New Teen Study for Non-Drug Alternative to Treatment-Resistant Depression

A trial at the University of Cincinnati (UC) is looking at how to treat depression for adolescents age 12 to 21 who have not responded to traditional antidepressant treatment.

The study uses transcranial magnetic stimulation (TMS) on the patient, which has been approved by the Food and Drug Administration (FDA) in adults with treatment-resistant depression since 2008.

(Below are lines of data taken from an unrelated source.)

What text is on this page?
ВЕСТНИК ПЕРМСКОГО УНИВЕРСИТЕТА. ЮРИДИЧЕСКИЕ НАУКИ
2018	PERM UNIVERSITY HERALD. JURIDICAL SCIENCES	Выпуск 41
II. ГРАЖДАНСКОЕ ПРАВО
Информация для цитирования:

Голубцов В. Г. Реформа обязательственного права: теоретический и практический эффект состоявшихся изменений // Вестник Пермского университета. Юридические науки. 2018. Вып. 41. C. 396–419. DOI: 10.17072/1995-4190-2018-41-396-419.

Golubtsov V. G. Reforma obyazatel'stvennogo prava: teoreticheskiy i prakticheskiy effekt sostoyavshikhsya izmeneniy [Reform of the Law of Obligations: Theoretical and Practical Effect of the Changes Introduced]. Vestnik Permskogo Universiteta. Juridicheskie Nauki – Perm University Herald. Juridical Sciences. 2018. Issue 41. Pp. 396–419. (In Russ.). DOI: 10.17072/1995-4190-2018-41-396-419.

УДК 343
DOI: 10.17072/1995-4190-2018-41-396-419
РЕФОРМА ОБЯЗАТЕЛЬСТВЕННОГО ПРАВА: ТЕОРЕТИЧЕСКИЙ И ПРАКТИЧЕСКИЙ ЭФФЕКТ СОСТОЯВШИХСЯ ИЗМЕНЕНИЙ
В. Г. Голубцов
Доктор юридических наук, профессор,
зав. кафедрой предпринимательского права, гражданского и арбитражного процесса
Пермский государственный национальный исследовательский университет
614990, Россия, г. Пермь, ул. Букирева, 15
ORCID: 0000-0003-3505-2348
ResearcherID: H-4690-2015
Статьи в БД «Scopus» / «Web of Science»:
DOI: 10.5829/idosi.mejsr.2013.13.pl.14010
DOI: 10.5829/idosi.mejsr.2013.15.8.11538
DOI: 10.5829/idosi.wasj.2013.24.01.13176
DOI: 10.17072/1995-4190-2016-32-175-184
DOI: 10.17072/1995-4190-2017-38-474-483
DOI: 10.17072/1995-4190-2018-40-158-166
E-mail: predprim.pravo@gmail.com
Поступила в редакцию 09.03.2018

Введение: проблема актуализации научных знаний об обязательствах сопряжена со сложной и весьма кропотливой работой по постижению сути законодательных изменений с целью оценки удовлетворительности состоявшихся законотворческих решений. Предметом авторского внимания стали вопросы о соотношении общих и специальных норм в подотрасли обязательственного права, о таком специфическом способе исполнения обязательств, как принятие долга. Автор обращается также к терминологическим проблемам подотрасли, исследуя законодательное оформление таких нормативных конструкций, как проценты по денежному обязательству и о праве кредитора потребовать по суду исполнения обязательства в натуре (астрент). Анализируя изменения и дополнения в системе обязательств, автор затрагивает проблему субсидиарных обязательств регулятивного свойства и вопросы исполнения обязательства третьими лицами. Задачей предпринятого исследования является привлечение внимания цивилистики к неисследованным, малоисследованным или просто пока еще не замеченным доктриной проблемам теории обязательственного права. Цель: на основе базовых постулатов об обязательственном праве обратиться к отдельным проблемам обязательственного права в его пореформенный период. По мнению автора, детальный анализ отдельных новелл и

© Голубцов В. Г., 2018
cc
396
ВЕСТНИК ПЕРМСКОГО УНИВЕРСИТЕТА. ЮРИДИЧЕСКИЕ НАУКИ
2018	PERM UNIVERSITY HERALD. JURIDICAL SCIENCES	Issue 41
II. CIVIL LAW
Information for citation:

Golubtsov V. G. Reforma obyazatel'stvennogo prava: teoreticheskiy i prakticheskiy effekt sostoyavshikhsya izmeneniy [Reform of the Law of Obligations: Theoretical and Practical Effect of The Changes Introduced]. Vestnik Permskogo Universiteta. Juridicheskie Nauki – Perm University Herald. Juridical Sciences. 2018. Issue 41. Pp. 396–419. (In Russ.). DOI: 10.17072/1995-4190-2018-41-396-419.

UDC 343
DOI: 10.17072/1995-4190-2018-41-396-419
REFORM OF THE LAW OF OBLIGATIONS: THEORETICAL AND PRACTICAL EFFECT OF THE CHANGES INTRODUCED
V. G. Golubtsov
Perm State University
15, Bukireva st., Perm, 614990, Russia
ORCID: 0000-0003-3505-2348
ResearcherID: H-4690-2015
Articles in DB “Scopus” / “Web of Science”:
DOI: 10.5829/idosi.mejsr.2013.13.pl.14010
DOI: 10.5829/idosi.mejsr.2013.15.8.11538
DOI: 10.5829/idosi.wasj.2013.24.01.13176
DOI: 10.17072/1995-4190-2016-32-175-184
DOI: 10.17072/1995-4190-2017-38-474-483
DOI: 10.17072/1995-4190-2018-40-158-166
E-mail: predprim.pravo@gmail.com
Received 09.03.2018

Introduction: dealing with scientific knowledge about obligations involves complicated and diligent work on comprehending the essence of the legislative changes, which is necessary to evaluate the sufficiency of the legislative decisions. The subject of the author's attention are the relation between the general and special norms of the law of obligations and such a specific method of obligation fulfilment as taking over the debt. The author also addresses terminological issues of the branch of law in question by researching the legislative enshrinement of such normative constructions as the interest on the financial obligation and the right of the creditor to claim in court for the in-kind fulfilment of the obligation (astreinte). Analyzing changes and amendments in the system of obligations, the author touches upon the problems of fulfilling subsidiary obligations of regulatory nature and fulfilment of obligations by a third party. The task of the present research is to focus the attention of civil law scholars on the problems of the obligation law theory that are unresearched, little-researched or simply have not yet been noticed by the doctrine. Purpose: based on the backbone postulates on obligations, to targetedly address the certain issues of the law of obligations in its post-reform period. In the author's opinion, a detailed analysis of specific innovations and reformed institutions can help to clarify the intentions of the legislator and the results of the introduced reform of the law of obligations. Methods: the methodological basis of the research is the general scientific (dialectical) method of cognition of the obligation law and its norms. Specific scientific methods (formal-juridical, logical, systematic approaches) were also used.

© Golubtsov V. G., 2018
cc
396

"The idea is that it uses a targeted magnetic field to stimulate areas of the brain that control mood and are thought to be underactive in patients with depression,” says Jeffrey Strawn, MD, associate professor in the Department of Psychiatry and Behavioral Neuroscience at the UC College of Medicine.

 

"It does not involve administration of medication and is localized and non-invasive, unlike ECT (electroconvulsive therapy) where the patient is under general anesthesia that has to be administered in a hospital. In TMS therapy, patients are awake and can receive treatment in a doctor’s office, sitting in a chair with the device placed over the area of the brain that we are stimulating.” He says patients can go back to their normal activities immediately after treatment.

 

Strawn, a child and adolescent psychiatrist with UC Health and Cincinnati Children’s Hospital Medical Center and director of the Anxiety Disorders Research program, says that the treatments last for about 40 minutes and may feel like a mild prickling sensation that not everyone notices. He adds that the machine itself makes a clicking or tapping noise as it’s discharging the magnetic pulse. The most common side effects of TMS therapy are relatively minor—pain or discomfort around the treatment area, that normally resolves within a week.

The treatment uses a highly-focused, pulsed magnetic field, similar in type and strength to those produced by a magnetic resonance imaging (MRI) machine.

The UC study is an ongoing pediatric registration trial and is still accepting patients. For more information, contact Sara Varney at 513-558-2931.

This study is sponsored by Neuronetics, Inc. University of Cincinnati is a participating site and is reimbursed for study procedures. Strawn is the principal investigator and is not compensated by Neuronetics.